Flynn's plea in December 2017 included an admission that he received $530,000 US for consulting work from the Turkish government, which was apparently unknown to the Trump campaign. In an op-ed piece in 2016, Flynn argued for the extradition of U.S.-based Fethullah Gulen, a bitter enemy of Turkish President Recep Tayyip Erdogan.

House loses ruling on former White House lawyer McGahn

In a separate 2-1 ruling that is likely to be appealed, the U.S. Court of Appeals for the D.C. Circuit held that the House of Representatives lacks the authority under the Constitution or federal law to ask courts to enforce a subpoena against former White House counsel Don McGahn to appear before a congressional committee.

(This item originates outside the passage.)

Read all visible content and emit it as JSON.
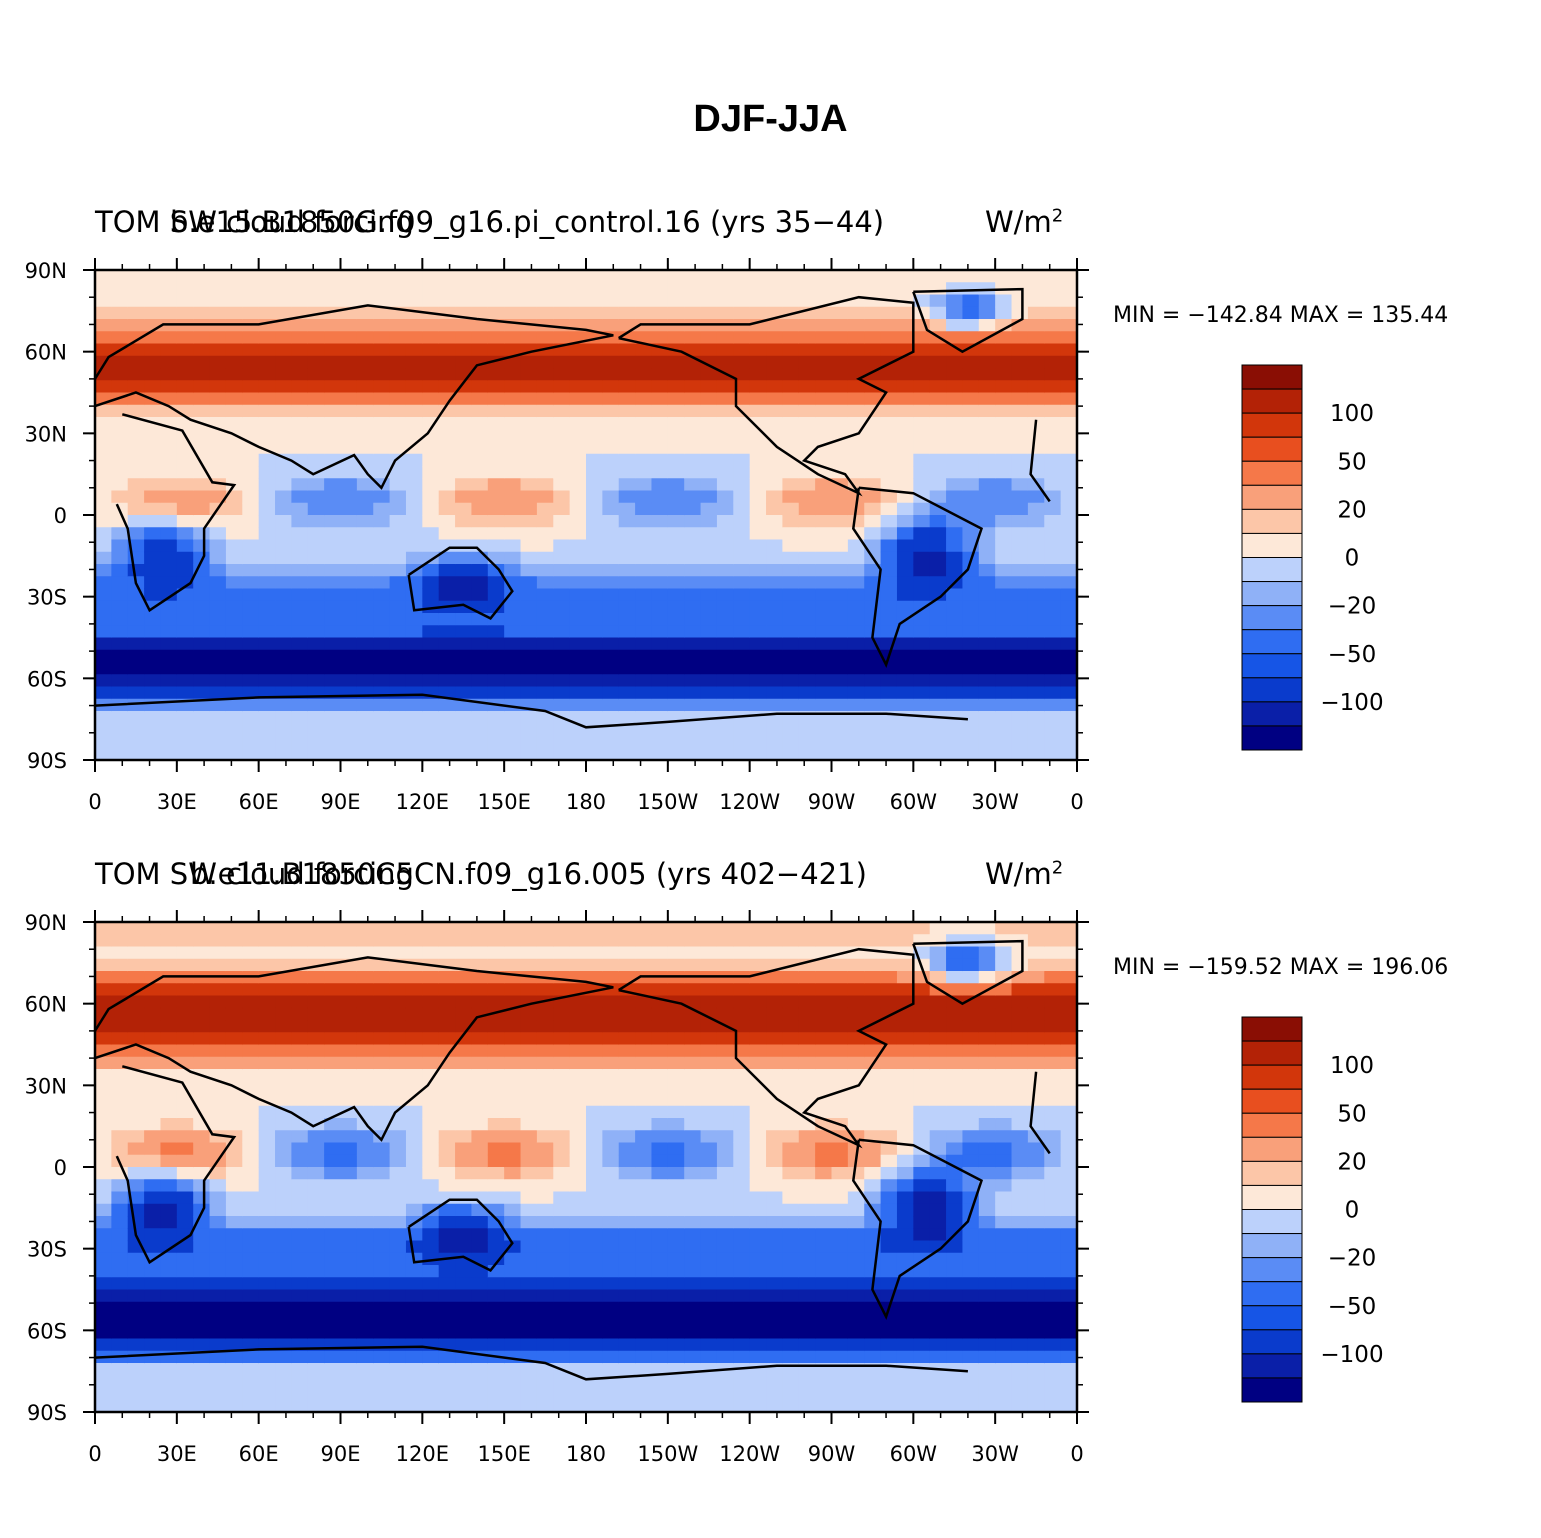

The latest decision comes weeks after the full appeals court rejected the panel's initial ruling that would have ended the court fight over whether McGahn must testify before the House's judiciary committee as part of its investigation of potential obstruction of justice by Trump during Mueller's investigation.

Former White House counsel Don McGahn is shown at a Senate judiciary committee hearing on Capitol Hill in Washington in 2018. Democrats in the House want to question McGahn over whether Trump's actions obstructed Robert Mueller's probe. (Saul Loeb/The Associated Press)

Court cases over the testimony of presidential advisers are rare because the White House and Congress typically reach an agreement. But Trump directed McGahn not to appear and the Democratic-controlled House filed suit to enforce the subpoena that was first issued in April 2019.

With time running out on the current House session, which ends on Jan. 3, the prospect that McGahn would have to testify already was remote.

House lawmakers had sought McGahn's testimony because he was a vital witness for Mueller, whose report detailed the president's outrage over the investigation into Russian interference in the 2016 election and Trump's efforts to curtail it.